Joint U.S. Army-Navy War Planning
on the Eve of the First World War
Its Origins and Its Legacy

The Response: The Color Plans

by Col. Adolf Carlson

In April 1904, in response to a recommendation made by Army Chief of Staff Lieutenant General Adna R. Chaffee, Secretary of War William Howard Taft directed the Joint Army Navy Planning Board to: agree upon a series of practical problems (taking them in the order of their assumed importance) which involve cooperation of the services, and for the execution of which in time of emergency the two staffs will be responsible. [41]

The Joint Board's solutions to these "practical problems" would become war plans signed by the two service secretaries. This was the first joint deliberate planning system in American history.

Admiral Dewey directed the chiefs of the: two war colleges, Admiral Henry C. Taylor and General Tasker H. Bliss, to submit recommendations on how best to get the study underway. 42 Bliss submitted a 21-page paper, which shaped American war plans for the next 30 years. He assumed that the enforcement of the Monroe Doctrine, which he pointed out at the time of the War with Spain was the "only" American foreign policy, would be the most probable cause of America's future wars. Significantly, Bliss reasoned that the acquisition of the Philippines expanded the Monroe Doctrine beyond the American hemisphere. He concluded that the major European powers would not likely attack the United States itself because diversion of military resources would weaken them in the face of continental rivalries; and that the real purpose of any violation of the Monroe Doctrine would be to seize American possessions in our hemisphere or in the Philippines. [43]

Accordingly, Bliss's paper recommended that the two services study the following problems in this order:

    1. U.S. intervention in a South American country to assist the government in ousting a foreign power supporting insurgents;

    2. U.S. at war against two continental European powers [one of which was sure to be Germany]

    3. U.S. at war against a coalition of Britain and Canada; and,

    4. U.S. intervention into Mexico "with another foreign complication" [presumably a European power collecting Mexican debt].

The most virulent of all the potential enemies analyzed by the Joint Board was Germany. Accordingly, in 1913, these studies led to the formal plan BLACK, for war between the United States and Germany.

In 1905, the Russo-Japanese War added another country to the list of potential enemies of the United States--Japan. Plans for the defense of the Philippines had previously assumed a European enemy. [45]

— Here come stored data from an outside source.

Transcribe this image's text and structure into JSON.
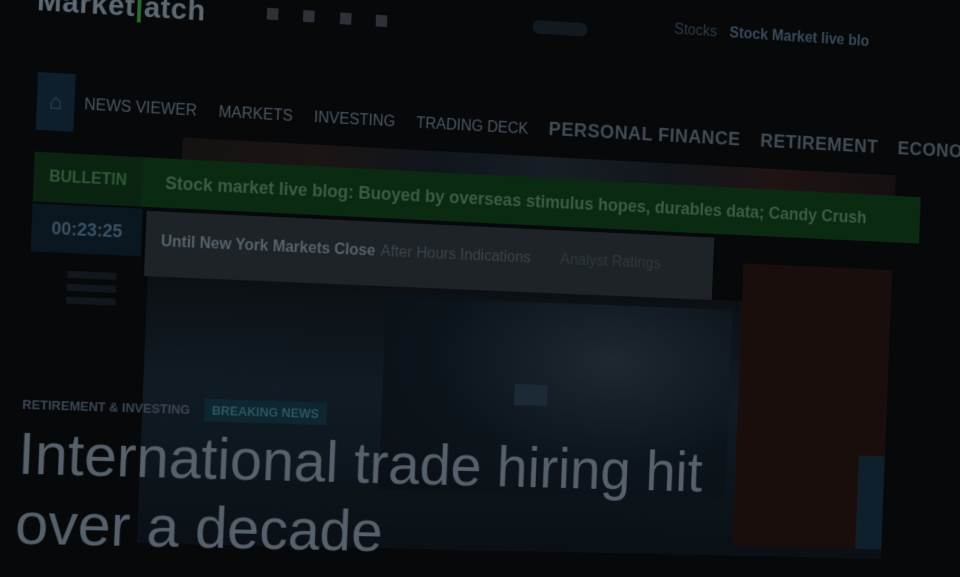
{
  "header": {
    "logo_part1": "Market",
    "logo_part2": "atch",
    "social_icons": [
      "facebook-icon",
      "twitter-icon",
      "linkedin-icon",
      "rss-icon"
    ],
    "ticker": {
      "label": "Stocks",
      "text": "Stock Market live blo"
    }
  },
  "nav": {
    "home_icon": "home-icon",
    "items": [
      {
        "label": "News Viewer"
      },
      {
        "label": "Markets"
      },
      {
        "label": "Investing"
      },
      {
        "label": "Trading Deck"
      },
      {
        "label": "Personal Finance"
      },
      {
        "label": "Retirement"
      },
      {
        "label": "Econo"
      }
    ]
  },
  "bulletin": {
    "label": "BULLETIN",
    "headline": "Stock market live blog: Buoyed by overseas stimulus hopes, durables data; Candy Crush"
  },
  "countdown": {
    "time": "00:23:25"
  },
  "tabs": [
    {
      "label": "Until New York Markets Close"
    },
    {
      "label": "After Hours Indications"
    },
    {
      "label": "Analyst Ratings"
    }
  ],
  "article": {
    "section": "Retirement & Investing",
    "badge": "Breaking News",
    "headline_line1": "International trade hiring hit",
    "headline_line2": "over a decade"
  },
  "colors": {
    "background": "#06080a",
    "bulletin": "#0b2a12",
    "nav_text": "#4a5660",
    "headline": "#56616b"
  }
}
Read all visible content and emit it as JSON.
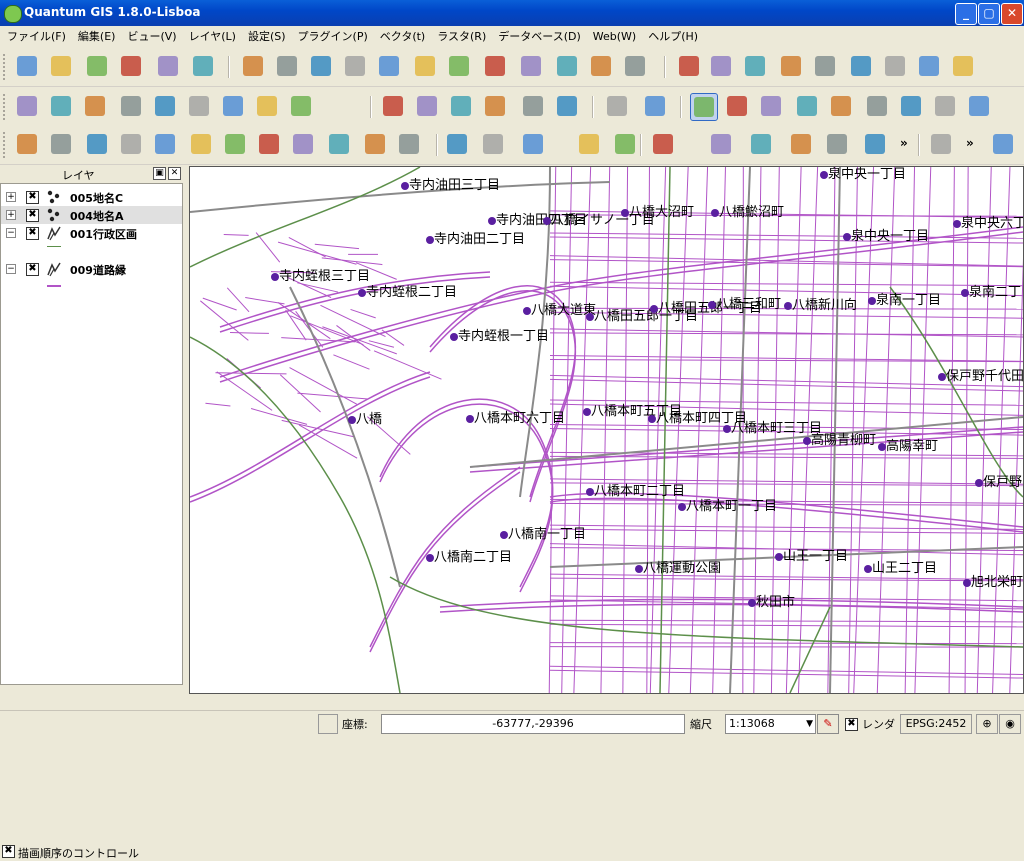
{
  "window": {
    "title": "Quantum GIS 1.8.0-Lisboa",
    "min_label": "_",
    "max_label": "▢",
    "close_label": "✕"
  },
  "menubar": {
    "items": [
      "ファイル(F)",
      "編集(E)",
      "ビュー(V)",
      "レイヤ(L)",
      "設定(S)",
      "プラグイン(P)",
      "ベクタ(t)",
      "ラスタ(R)",
      "データベース(D)",
      "Web(W)",
      "ヘルプ(H)"
    ]
  },
  "toolbar": {
    "overflow_label": "»",
    "pan_active": true,
    "accent_color": "#316ac5"
  },
  "layers_panel": {
    "title": "レイヤ",
    "float_label": "▣",
    "close_label": "✕",
    "layers": [
      {
        "name": "005地名C",
        "expander": "+",
        "checked": "✖",
        "icon": "point-layer-icon",
        "selected": false
      },
      {
        "name": "004地名A",
        "expander": "+",
        "checked": "✖",
        "icon": "point-layer-icon",
        "selected": true
      },
      {
        "name": "001行政区画",
        "expander": "−",
        "checked": "✖",
        "icon": "polygon-layer-icon",
        "selected": false
      },
      {
        "name": "009道路縁",
        "expander": "−",
        "checked": "✖",
        "icon": "line-layer-icon",
        "selected": false
      }
    ],
    "draw_order": {
      "checked": "✖",
      "label": "描画順序のコントロール"
    }
  },
  "map": {
    "road_color": "#b154c7",
    "boundary_color": "#5c8f4a",
    "point_color": "#5a1fa0",
    "places": [
      {
        "name": "寺内油田三丁目"
      },
      {
        "name": "寺内油田四丁目"
      },
      {
        "name": "八橋イサノ一丁目"
      },
      {
        "name": "八橋大沼町"
      },
      {
        "name": "八橋鯲沼町"
      },
      {
        "name": "泉中央一丁目"
      },
      {
        "name": "泉中央一丁目"
      },
      {
        "name": "泉中央六丁"
      },
      {
        "name": "寺内油田二丁目"
      },
      {
        "name": "寺内蛭根三丁目"
      },
      {
        "name": "寺内蛭根二丁目"
      },
      {
        "name": "八橋大道東"
      },
      {
        "name": "八橋田五郎一丁目"
      },
      {
        "name": "八橋田五郎一丁目"
      },
      {
        "name": "八橋三和町"
      },
      {
        "name": "八橋新川向"
      },
      {
        "name": "泉南一丁目"
      },
      {
        "name": "泉南二丁"
      },
      {
        "name": "寺内蛭根一丁目"
      },
      {
        "name": "保戸野千代田"
      },
      {
        "name": "八橋"
      },
      {
        "name": "八橋本町六丁目"
      },
      {
        "name": "八橋本町五丁目"
      },
      {
        "name": "八橋本町四丁目"
      },
      {
        "name": "八橋本町三丁目"
      },
      {
        "name": "高陽青柳町"
      },
      {
        "name": "高陽幸町"
      },
      {
        "name": "八橋本町二丁目"
      },
      {
        "name": "保戸野"
      },
      {
        "name": "八橋本町一丁目"
      },
      {
        "name": "八橋南一丁目"
      },
      {
        "name": "八橋南二丁目"
      },
      {
        "name": "八橋運動公園"
      },
      {
        "name": "山王一丁目"
      },
      {
        "name": "山王二丁目"
      },
      {
        "name": "秋田市"
      },
      {
        "name": "旭北栄町"
      }
    ]
  },
  "statusbar": {
    "coord_label": "座標:",
    "coord_value": "-63777,-29396",
    "scale_label": "縮尺",
    "scale_value": "1:13068",
    "render_checked": "✖",
    "render_label": "レンダ",
    "crs": "EPSG:2452"
  }
}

Beginning in 1906, particularly at the Naval War College, Japan became the chief adversary for all war planning and war games [46] (see Figure 2).

Figure 2: 1909 Estimate of Japanese Invasion of the Philippines.

These were no mere academic exercises. Diederichs' Japanese war planning counterpart was an Army officer named Giichi Tanaka, who in the 1906 draft of the Imperial Defense Policy included plans for war against the United States in the Philippines. [47]

The problem of war with Japan was more difficult than war with Germany because the distance over which the Navy would have to project the fleet. In 1914, after 8 years of study, during which the United States provided for its Pacific interests by signing a number of treaties (Taft-Katsura, Root-Takahira, and the Lansing-Ishii treaties [48] ), the first edition of War Plan ORANGE for war with Japan emerged. Making matters worse, in 1902 Japan had signed an alliance with Britain, which meant that a war with Japan might involve the United States in a war with Britain as well. The United States would plan for war with Britain (Warplan RED) until 1921, the year when the Anglo-Japanese treaty was allowed to lapse.

In 1910, a third source of potential danger emerged in the American hemisphere. At the beginning of the century the Mexican government was in the hands of the dictator Porfirio Diaz, who ran Mexican affairs with an iron fist. Under his rule, however, the Mexican economy improved, railroads were built, mines and oil wells developed, and industry expanded. When he was overthrown as a result of the Revolution of 1910, Mexico was thrown into a period of instability and violence.

The violence in Mexico was in itself a peril to American interests, but the real danger of all the revolutionary unrest in the American hemisphere, of which Mexico was the prime example, was that hostile powers would emulate Louis Napoleon and exploit instability for the sake of advancing their own ambitions in the Americas. German and Japanese advisors were already in Mexico, either in covert or officially acknowledged status, Consequently, the measures which were taken to provide security against a threat from Mexico, and which eventually would be codified into Plan GREEN, were oriented as much against the Germans and Japanese as against any indigenous Mexican threat.

Thus, when hostilities broke out in Europe in 1914, the United States had already contemplated the possibility of war, and had developed plans for the employment of its military forces for the defense of its territory and the enforcement of the Monroe Doctrine, territorially expanded to encompass its new Pacific holdings. It remained an open question, however, as to whether the country possessed the means to achieve these objectives.